中学受験をする家族を描いたあるマンガが話題を呼んでいる。これはリアルなのか、それともフィクションなのか……。虐待について多く取材執筆してきたノンフィクション作家・石井光太氏の『教育虐待:子供を壊す「教育熱心」な親たち』(ハヤカワ新書)を原作とする同名マンガについて、ウェブ上のレビュー欄には塾の説明会を受けた親などのコメントも並ぶ。将来の受験を見越して低学年から塾に通うことが当たり前のように加熱し続けるこの風潮を石井氏はどう見ているのか。教育虐待の実態に迫った前編に続き、語ってもらった。
■犠牲になるのは洗脳された親ではなく、その子ども
――マンガの中には、中学受験をきっかけに、事件を起こしてしまった母親の話がありました。母親はある種、洗脳されたような状態になっていました。
塾はビジネスですから、あの手この手で売り上げを上げる必要があります。たとえば「このコースを受けなければ合格は保証できない」「講習をどれだけ取るかで決定的な差がつく」「この夏が人生を決める」といった文句もそうですよね。
ただ、営業における洗脳的な手法は、どんなビジネスでもあると思うんです。例えば、これを買わなきゃダメだとか、これが最高なんだというような営業トークだってある種の洗脳で、そういう思い込みをさせることによって商品を買わせている。塾ビジネスにおいて似たようなことが行われるのは、商売のうえでは自然なのかもしれません。
ただ、中学受験の場合は、その犠牲になるのは洗脳された親じゃなくて、その子どもというところに問題があります。親が洗脳された結果、一番苦しむのは子どもというのがよくない。
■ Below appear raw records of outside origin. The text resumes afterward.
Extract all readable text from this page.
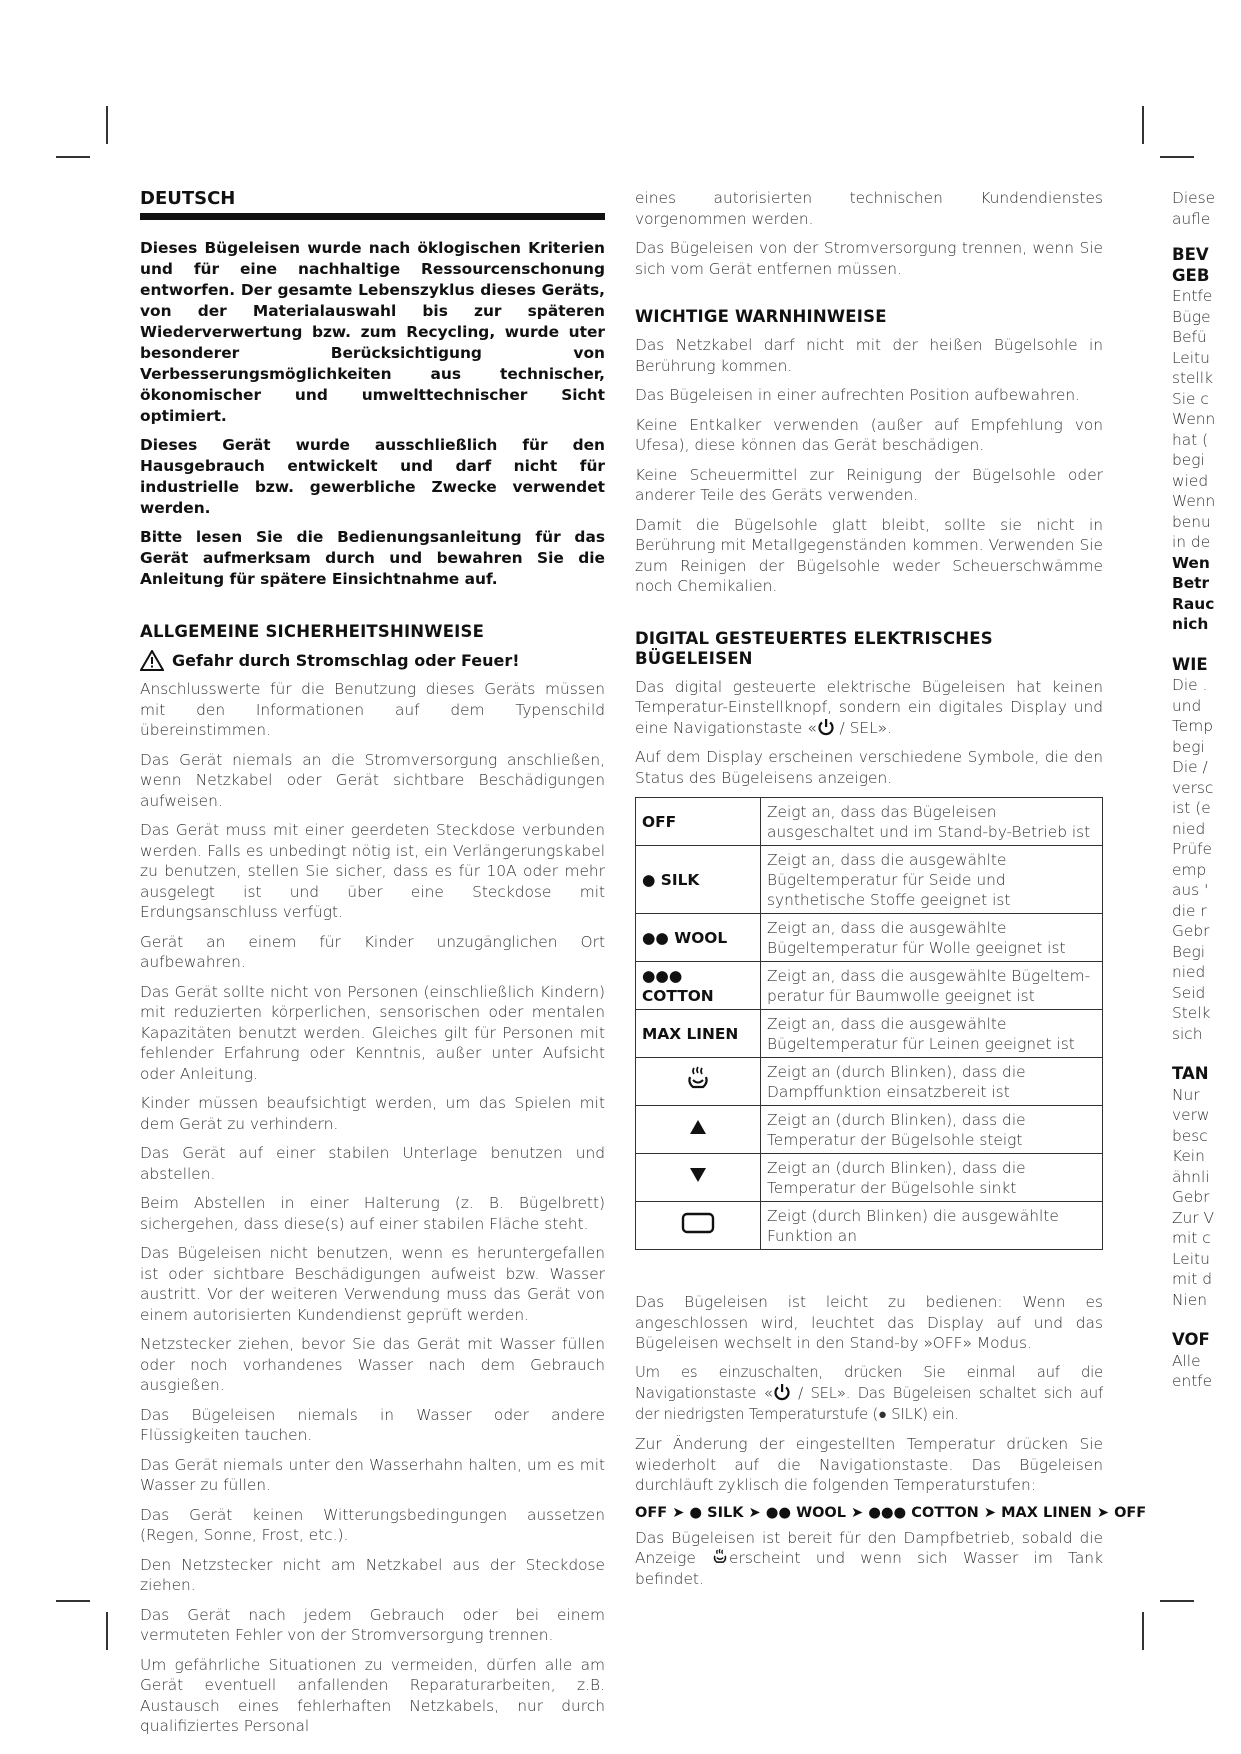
DEUTSCH

Dieses Bügeleisen wurde nach öklogischen Kriterien und für eine nachhaltige Ressourcenschonung entworfen. Der gesamte Lebenszyklus dieses Geräts, von der Materialauswahl bis zur späteren Wiederverwertung bzw. zum Recycling, wurde uter besonderer Berücksichtigung von Verbesserungsmöglichkeiten aus technischer, ökonomischer und umwelttechnischer Sicht optimiert.

Dieses Gerät wurde ausschließlich für den Hausgebrauch entwickelt und darf nicht für industrielle bzw. gewerbliche Zwecke verwendet werden.

Bitte lesen Sie die Bedienungsanleitung für das Gerät aufmerksam durch und bewahren Sie die Anleitung für spätere Einsichtnahme auf.

ALLGEMEINE SICHERHEITSHINWEISE
Gefahr durch Stromschlag oder Feuer!

Anschlusswerte für die Benutzung dieses Geräts müssen mit den Informationen auf dem Typenschild übereinstimmen.

Das Gerät niemals an die Stromversorgung anschließen, wenn Netzkabel oder Gerät sichtbare Beschädigungen aufweisen.

Das Gerät muss mit einer geerdeten Steckdose verbunden werden. Falls es unbedingt nötig ist, ein Verlängerungskabel zu benutzen, stellen Sie sicher, dass es für 10A oder mehr ausgelegt ist und über eine Steckdose mit Erdungsanschluss verfügt.

Gerät an einem für Kinder unzugänglichen Ort aufbewahren.

Das Gerät sollte nicht von Personen (einschließlich Kindern) mit reduzierten körperlichen, sensorischen oder mentalen Kapazitäten benutzt werden. Gleiches gilt für Personen mit fehlender Erfahrung oder Kenntnis, außer unter Aufsicht oder Anleitung.

Kinder müssen beaufsichtigt werden, um das Spielen mit dem Gerät zu verhindern.

Das Gerät auf einer stabilen Unterlage benutzen und abstellen.

Beim Abstellen in einer Halterung (z. B. Bügelbrett) sichergehen, dass diese(s) auf einer stabilen Fläche steht.

Das Bügeleisen nicht benutzen, wenn es heruntergefallen ist oder sichtbare Beschädigungen aufweist bzw. Wasser austritt. Vor der weiteren Verwendung muss das Gerät von einem autorisierten Kundendienst geprüft werden.

Netzstecker ziehen, bevor Sie das Gerät mit Wasser füllen oder noch vorhandenes Wasser nach dem Gebrauch ausgießen.

Das Bügeleisen niemals in Wasser oder andere Flüssigkeiten tauchen.

Das Gerät niemals unter den Wasserhahn halten, um es mit Wasser zu füllen.

Das Gerät keinen Witterungsbedingungen aussetzen (Regen, Sonne, Frost, etc.).

Den Netzstecker nicht am Netzkabel aus der Steckdose ziehen.

Das Gerät nach jedem Gebrauch oder bei einem vermuteten Fehler von der Stromversorgung trennen.

Um gefährliche Situationen zu vermeiden, dürfen alle am Gerät eventuell anfallenden Reparaturarbeiten, z.B. Austausch eines fehlerhaften Netzkabels, nur durch qualifiziertes Personal

eines autorisierten technischen Kundendienstes vorgenommen werden.

Das Bügeleisen von der Stromversorgung trennen, wenn Sie sich vom Gerät entfernen müssen.

WICHTIGE WARNHINWEISE

Das Netzkabel darf nicht mit der heißen Bügelsohle in Berührung kommen.

Das Bügeleisen in einer aufrechten Position aufbewahren.

Keine Entkalker verwenden (außer auf Empfehlung von Ufesa), diese können das Gerät beschädigen.

Keine Scheuermittel zur Reinigung der Bügelsohle oder anderer Teile des Geräts verwenden.

Damit die Bügelsohle glatt bleibt, sollte sie nicht in Berührung mit Metallgegenständen kommen. Verwenden Sie zum Reinigen der Bügelsohle weder Scheuerschwämme noch Chemikalien.

DIGITAL GESTEUERTES ELEKTRISCHES BÜGELEISEN

Das digital gesteuerte elektrische Bügeleisen hat keinen Temperatur-Einstellknopf, sondern ein digitales Display und eine Navigationstaste « / SEL».

Auf dem Display erscheinen verschiedene Symbole, die den Status des Bügeleisens anzeigen.

OFF	Zeigt an, dass das Bügeleisen ausgeschaltet und im Stand-by-Betrieb ist
● SILK	Zeigt an, dass die ausgewählte Bügeltemperatur für Seide und synthetische Stoffe geeignet ist
●● WOOL	Zeigt an, dass die ausgewählte Bügeltemperatur für Wolle geeignet ist
●●● COTTON	Zeigt an, dass die ausgewählte Bügeltem-peratur für Baumwolle geeignet ist
MAX LINEN	Zeigt an, dass die ausgewählte Bügeltemperatur für Leinen geeignet ist
	Zeigt an (durch Blinken), dass die Dampffunktion einsatzbereit ist
	Zeigt an (durch Blinken), dass die Temperatur der Bügelsohle steigt
	Zeigt an (durch Blinken), dass die Temperatur der Bügelsohle sinkt
	Zeigt (durch Blinken) die ausgewählte Funktion an

Das Bügeleisen ist leicht zu bedienen: Wenn es angeschlossen wird, leuchtet das Display auf und das Bügeleisen wechselt in den Stand-by »OFF» Modus.

Um es einzuschalten, drücken Sie einmal auf die Navigationstaste « / SEL». Das Bügeleisen schaltet sich auf der niedrigsten Temperaturstufe (● SILK) ein.

Zur Änderung der eingestellten Temperatur drücken Sie wiederholt auf die Navigationstaste. Das Bügeleisen durchläuft zyklisch die folgenden Temperaturstufen:

OFF ➤ ● SILK ➤ ●● WOOL ➤ ●●● COTTON ➤ MAX LINEN ➤ OFF

Das Bügeleisen ist bereit für den Dampfbetrieb, sobald die Anzeige erscheint und wenn sich Wasser im Tank befindet.

Diese
aufle
BEV
GEB
Entfe
Büge
Befü
Leitu
stellk
Sie c
Wenn
hat (
begi
wied
Wenn
benu
in de
Wen
Betr
Rauc
nich
WIE
Die .
und
Temp
begi
Die /
versc
ist (e
nied
Prüfe
emp
aus '
die r
Gebr
Begi
nied
Seid
Stelk
sich
TAN
Nur
verw
besc
Kein
ähnli
Gebr
Zur V
mit c
Leitu
mit d
Nien
VOF
Alle
entfe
東京には中学受験をする子が学年の6割、7割いるという地域もありますが、そういう地域でない限り、子どもが自分から「中学受験がしたい」と手を挙げるのは稀じゃないですか? 全体の1割か2割のたまたま頭のいい子たちが「僕、頭がいいからやってみたい」となるケースはあるでしょうが、その場合は本人がやりたくて行くのでいいのです。けど、そのほかの子は親がある種やらせているとしか考えられない部分がありますよね。